Я отлепился от камня и потащился назад, к своим. И колотило меня так, что зуб на зуб не попадал. Не от ночного холода, который уже отступал перед утром. От того, что я впервые вслух, чужой каменной морде, выложил всё, что таскал в себе годами, – и не сгинул под стекло. Земля меня не сожрала.
* * *
Я почти дошёл до нашего каменного остова, когда за спиной, на самом краю поля мертвецов, взвыли.
Не тварь. Твари воют не так. Человек. Тонко, отчаянно, захлёбываясь слезами и болью. Волосы у меня на затылке встали дыбом. Я резко обернулся – и в жидком свете предрассветных зарниц увидел, как у погасших кострищ ватаги плотно сгрудились тёмные фигуры.
Эрик стоял над Тимкой. Над тем пацаном с цыплячьей шеей, что таскал со мной камни на могилу Лиски, а теперь второй день медленно умирал от вспоротого живота на грязном чужом плаще. В здоровой руке у Эрика тускло блестел длинный разделочный нож.

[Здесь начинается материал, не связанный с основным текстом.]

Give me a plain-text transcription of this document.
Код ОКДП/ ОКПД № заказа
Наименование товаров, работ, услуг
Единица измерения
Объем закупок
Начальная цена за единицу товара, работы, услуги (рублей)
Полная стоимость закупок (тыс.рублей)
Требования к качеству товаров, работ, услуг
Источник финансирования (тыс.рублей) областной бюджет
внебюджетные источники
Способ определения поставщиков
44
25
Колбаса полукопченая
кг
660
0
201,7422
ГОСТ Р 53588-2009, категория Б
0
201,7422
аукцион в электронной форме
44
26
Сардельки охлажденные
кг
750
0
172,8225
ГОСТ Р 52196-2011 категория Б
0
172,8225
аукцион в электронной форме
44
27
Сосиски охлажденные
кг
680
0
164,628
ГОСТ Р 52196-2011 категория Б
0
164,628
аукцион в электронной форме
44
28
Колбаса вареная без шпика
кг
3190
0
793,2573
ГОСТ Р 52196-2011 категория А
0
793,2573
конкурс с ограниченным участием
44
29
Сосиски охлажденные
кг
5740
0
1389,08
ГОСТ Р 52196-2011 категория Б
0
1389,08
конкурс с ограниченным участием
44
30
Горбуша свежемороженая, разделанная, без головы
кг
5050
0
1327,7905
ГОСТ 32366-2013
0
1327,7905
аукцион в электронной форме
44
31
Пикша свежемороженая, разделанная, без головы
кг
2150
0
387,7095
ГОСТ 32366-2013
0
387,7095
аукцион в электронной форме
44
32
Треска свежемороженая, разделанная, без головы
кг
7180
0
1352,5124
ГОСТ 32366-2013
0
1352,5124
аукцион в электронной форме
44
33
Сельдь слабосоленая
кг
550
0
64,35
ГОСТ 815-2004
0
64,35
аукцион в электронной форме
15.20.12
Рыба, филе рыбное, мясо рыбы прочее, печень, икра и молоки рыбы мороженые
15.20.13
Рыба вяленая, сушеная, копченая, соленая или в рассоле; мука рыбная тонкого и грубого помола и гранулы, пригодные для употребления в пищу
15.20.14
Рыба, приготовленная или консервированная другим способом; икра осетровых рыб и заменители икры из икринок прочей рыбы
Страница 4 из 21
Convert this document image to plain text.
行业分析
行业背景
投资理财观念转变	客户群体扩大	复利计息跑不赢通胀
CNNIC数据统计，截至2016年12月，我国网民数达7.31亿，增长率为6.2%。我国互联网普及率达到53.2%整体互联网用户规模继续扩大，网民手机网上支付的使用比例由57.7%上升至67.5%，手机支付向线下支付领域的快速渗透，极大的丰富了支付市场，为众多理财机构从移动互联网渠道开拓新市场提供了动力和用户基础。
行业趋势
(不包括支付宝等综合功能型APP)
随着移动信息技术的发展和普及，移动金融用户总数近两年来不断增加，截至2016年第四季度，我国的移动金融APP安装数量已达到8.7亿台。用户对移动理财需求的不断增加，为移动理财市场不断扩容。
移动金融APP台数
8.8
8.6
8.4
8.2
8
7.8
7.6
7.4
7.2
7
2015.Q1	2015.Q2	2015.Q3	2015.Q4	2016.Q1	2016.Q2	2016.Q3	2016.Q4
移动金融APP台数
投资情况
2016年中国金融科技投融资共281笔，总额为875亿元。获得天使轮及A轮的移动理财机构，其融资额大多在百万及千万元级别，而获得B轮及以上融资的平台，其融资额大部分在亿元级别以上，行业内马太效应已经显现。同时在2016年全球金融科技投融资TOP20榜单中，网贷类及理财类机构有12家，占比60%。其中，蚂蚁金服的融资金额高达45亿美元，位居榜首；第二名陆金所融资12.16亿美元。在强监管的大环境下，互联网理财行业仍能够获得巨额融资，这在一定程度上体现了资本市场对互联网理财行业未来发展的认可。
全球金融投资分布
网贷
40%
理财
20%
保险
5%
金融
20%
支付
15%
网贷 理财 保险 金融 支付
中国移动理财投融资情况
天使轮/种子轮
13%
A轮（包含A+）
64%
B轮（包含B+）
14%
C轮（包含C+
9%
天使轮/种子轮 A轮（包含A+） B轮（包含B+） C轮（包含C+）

– Не дойдёт он, – долетел до меня ровный, сиплый голос рыжего. Утренний ветер донёс его слова чётко, как приговор. Он говорил кому-то из своих, а может, оправдывался перед самим собой. – Всё одно к утру помрёт. Кишки прогнили. А так – хоть польза будет. Каменный кровь любит. Спешащих жрёт, а на кровушку, глядишь, и отворит. Мы ему щедро нальём.
Он всё понял по-своему, этот выродок. Он видел, как стекло тянуло его под гладь, видел, как сфинкс не взял хитина. Понял, что откупиться железом и барахлом нельзя. И сложил в своей дурной башке простой, паскудный счёт: раз камень не берёт товар – значит, возьмёт кровь. Чужую. Расходную. Ту, что всё равно уже вытекает и ничего не стоит.
Пацан на плаще слабо мотал головой, размазывая по лицу слёзы, и сучил ногами по скользкому стеклу, безуспешно пытаясь отползти. Хромой Пит отвернулся, сплюнув под ноги. Коул смотрел в землю, втянув голову в плечи. Ни один из ватаги не встал у Эрика на пути. Ни один не поднял руку, чтобы остановить эту скотскую бойню.
– Эрик! – заорал я, срывая сожжённый жаждой голос. Выхватив меч, я сделал шаг вперёд. – Не смей! Он не кровь взвешивает, дурак! Он не то берёт! Сдохнете все!
Эрик не вздрогнул. Поднял голову и посмотрел на меня через всё усеянное трупами поле. Спокойно. Устало и тяжело. Как смотрят на назойливую муху, которая болтает под руку, когда ты занят важным, грязным делом.
– А ты не лезь, кошмарник, – сказал он, вытирая пот со лба тыльной стороной руки с зажатым ножом. – Иди своей длинной дорогой. Твоя щель открылась. А я пойду своей. Короткой.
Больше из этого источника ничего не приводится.